The U.S. Treasury Department earlier this month said efforts to modify troubled home mortgages, after a disastrous start, have improved. But a group of state attorneys general this week said it still has a long way to go.
In fact, there will be an acceleration of foreclosures unless improvements are made in foreclosure prevention efforts, warned the State Foreclosure Prevention Working Group in a report that cites disturbing trends.
The new report of the State Working Group notes that six out of ten seriously delinquent borrowers are not even involved in loss-mitigation efforts. Those borrowers who are involved in loss-mitigation and foreclosure prevention face a process that is seriously backlogged.
"We certainly have not turned the corner on the foreclosure problem, despite major and commendable federal and state efforts," said Iowa Attorney General Tom Miller, a leader of the State Foreclosure Prevention Working Group. "We've said it before, and we are saying it now: Servicers must do even more to slow the tide of unnecessary foreclosures."
Miller led a national news conference telephone call Wednesday announcing the Group's fourth "Analysis of Mortgage Servicing Performance." Miller was joined on the call by Richard Neiman, Superintendent of the NY State Banking Dept., and Mark Pearce, North Carolina Chief Deputy Commissioner of Banks.
The State Foreclosure Prevention Working Group, which consists of 12 state attorneys general, bank regulators for New York, North Carolina, and Maryland, and the Conference of State Bank Supervisors, was founded in 2007 and has issued three prior reports.
"From the beginning, our guiding principle has been that we should do everything possible to prevent unnecessary foreclosures," Miller said. "Not every foreclosure is avoidable, but finding an alternative solution usually is in the best interest of the homeowner, the mortgage holder, and also the neighborhood and local community," he said.
Disturbing trend
In a disturbing trend, the report notes that foreclosures are no longer heavily centered among subprime loans, but not affect a large number of prime loans as well. The total number of struggling homeowners not on track for any foreclosure prevention assistance continues to grow. The Home Affordable Modification Program (HAMP) has helped slow down the foreclosure crisis, but current efforts have been insufficient to get ahead of the foreclosure problem, the report found.
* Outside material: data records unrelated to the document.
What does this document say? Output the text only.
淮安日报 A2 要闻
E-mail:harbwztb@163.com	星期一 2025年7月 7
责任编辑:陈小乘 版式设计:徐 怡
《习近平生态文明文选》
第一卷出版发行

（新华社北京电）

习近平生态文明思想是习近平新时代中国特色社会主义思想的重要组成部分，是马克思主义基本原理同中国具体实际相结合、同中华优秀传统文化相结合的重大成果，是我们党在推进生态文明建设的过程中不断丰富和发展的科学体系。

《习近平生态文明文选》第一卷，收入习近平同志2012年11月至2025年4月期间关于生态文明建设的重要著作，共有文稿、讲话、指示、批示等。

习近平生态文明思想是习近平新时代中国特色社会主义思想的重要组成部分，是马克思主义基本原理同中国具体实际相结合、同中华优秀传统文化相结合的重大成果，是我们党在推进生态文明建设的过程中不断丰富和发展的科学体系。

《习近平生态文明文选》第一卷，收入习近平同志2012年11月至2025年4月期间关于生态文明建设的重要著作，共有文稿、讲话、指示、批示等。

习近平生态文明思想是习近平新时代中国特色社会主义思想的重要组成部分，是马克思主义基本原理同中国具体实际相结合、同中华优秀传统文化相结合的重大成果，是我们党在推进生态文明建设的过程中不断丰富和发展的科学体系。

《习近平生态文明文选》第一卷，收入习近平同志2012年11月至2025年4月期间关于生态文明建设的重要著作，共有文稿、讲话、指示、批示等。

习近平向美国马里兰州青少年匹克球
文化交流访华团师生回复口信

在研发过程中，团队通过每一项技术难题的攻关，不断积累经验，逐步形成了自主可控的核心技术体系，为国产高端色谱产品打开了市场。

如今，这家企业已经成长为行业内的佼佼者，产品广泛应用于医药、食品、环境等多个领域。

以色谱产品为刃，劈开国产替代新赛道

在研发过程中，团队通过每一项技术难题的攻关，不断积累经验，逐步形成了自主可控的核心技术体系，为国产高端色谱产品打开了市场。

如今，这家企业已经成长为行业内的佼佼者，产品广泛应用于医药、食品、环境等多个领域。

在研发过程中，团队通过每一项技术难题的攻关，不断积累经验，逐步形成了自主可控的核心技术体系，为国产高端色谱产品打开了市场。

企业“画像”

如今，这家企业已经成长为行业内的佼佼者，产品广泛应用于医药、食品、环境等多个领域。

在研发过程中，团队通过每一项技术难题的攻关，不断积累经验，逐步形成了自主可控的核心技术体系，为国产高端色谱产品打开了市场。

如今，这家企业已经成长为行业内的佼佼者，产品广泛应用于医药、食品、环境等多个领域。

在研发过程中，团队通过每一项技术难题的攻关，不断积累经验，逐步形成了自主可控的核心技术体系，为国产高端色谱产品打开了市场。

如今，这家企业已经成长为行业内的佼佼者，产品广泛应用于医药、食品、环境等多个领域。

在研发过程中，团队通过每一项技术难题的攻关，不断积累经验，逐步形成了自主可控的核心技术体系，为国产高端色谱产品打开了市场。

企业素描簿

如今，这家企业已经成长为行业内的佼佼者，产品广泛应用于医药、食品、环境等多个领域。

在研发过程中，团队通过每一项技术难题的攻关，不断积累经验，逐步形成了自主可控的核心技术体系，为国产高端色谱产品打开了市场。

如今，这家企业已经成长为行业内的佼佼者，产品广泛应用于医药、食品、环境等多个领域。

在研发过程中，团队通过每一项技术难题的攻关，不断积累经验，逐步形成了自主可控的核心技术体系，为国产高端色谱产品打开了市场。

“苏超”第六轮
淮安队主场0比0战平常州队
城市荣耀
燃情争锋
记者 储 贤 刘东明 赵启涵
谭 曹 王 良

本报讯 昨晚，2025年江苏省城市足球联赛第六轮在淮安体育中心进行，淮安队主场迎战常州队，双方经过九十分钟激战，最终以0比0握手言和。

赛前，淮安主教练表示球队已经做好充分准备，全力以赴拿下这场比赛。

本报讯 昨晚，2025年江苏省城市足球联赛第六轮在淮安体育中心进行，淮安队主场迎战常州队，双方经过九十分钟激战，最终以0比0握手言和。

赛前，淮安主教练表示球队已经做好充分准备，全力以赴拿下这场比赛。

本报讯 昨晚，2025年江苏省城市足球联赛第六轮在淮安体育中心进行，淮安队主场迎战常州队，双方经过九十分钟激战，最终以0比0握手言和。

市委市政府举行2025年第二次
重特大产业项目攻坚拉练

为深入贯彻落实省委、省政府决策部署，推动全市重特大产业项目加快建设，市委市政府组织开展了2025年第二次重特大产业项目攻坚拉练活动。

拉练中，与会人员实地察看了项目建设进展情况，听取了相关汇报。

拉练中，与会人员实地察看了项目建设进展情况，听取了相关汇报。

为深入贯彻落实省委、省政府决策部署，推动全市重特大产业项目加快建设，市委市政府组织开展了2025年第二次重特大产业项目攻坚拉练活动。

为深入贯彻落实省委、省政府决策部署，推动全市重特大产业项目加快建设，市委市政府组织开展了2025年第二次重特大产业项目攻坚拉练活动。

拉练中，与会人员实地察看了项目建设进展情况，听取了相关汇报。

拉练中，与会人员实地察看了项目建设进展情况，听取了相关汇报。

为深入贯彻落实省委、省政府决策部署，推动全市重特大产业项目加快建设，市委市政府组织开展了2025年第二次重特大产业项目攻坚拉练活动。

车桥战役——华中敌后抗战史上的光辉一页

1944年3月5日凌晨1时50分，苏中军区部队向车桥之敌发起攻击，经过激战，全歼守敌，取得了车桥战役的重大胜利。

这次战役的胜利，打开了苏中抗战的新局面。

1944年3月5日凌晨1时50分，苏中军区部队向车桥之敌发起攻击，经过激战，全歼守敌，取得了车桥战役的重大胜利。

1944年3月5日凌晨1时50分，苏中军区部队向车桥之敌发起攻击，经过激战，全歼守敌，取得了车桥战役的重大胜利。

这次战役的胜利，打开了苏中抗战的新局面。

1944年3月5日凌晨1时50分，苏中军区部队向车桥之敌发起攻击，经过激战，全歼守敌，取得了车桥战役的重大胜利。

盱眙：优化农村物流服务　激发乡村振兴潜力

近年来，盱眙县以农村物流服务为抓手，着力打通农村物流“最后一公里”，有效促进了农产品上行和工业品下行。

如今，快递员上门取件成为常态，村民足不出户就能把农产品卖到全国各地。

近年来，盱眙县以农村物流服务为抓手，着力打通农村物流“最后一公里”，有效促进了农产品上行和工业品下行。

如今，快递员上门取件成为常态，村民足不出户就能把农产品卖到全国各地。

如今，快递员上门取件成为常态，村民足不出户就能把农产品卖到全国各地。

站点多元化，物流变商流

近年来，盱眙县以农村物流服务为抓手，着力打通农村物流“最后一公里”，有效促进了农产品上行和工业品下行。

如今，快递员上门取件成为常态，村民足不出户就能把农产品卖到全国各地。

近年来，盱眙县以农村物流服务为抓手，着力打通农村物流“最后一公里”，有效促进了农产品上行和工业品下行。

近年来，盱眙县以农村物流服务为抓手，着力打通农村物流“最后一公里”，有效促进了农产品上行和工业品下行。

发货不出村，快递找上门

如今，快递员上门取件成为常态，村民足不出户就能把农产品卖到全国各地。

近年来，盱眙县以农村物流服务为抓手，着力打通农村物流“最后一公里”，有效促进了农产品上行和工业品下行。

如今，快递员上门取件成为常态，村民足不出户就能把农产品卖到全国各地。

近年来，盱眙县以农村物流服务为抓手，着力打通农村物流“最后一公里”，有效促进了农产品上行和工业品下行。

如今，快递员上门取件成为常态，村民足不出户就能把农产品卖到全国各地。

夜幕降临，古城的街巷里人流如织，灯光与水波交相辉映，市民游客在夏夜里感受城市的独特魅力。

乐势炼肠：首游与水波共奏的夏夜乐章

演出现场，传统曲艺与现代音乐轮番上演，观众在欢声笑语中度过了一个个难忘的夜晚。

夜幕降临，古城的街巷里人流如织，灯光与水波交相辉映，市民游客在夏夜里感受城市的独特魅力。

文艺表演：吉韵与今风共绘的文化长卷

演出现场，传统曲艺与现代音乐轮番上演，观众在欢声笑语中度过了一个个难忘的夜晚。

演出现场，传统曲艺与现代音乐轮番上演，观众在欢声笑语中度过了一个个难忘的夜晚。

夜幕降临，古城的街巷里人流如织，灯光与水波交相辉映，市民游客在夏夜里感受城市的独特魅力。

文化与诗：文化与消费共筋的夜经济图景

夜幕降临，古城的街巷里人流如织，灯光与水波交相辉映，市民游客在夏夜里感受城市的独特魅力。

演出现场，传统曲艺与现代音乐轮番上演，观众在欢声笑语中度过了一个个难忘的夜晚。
The Working Group report said the HAMP has led to offers of loan modification assistance to over 1.1 million homeowners, but the report says early indications are that servicers have been unable to implement the program effectively, and many homeowners with trial modifications are not yet qualified to transition to a permanent loan modification.
"To be sure, we would be in a much worse place without these efforts," the States said, but "these efforts must be improved."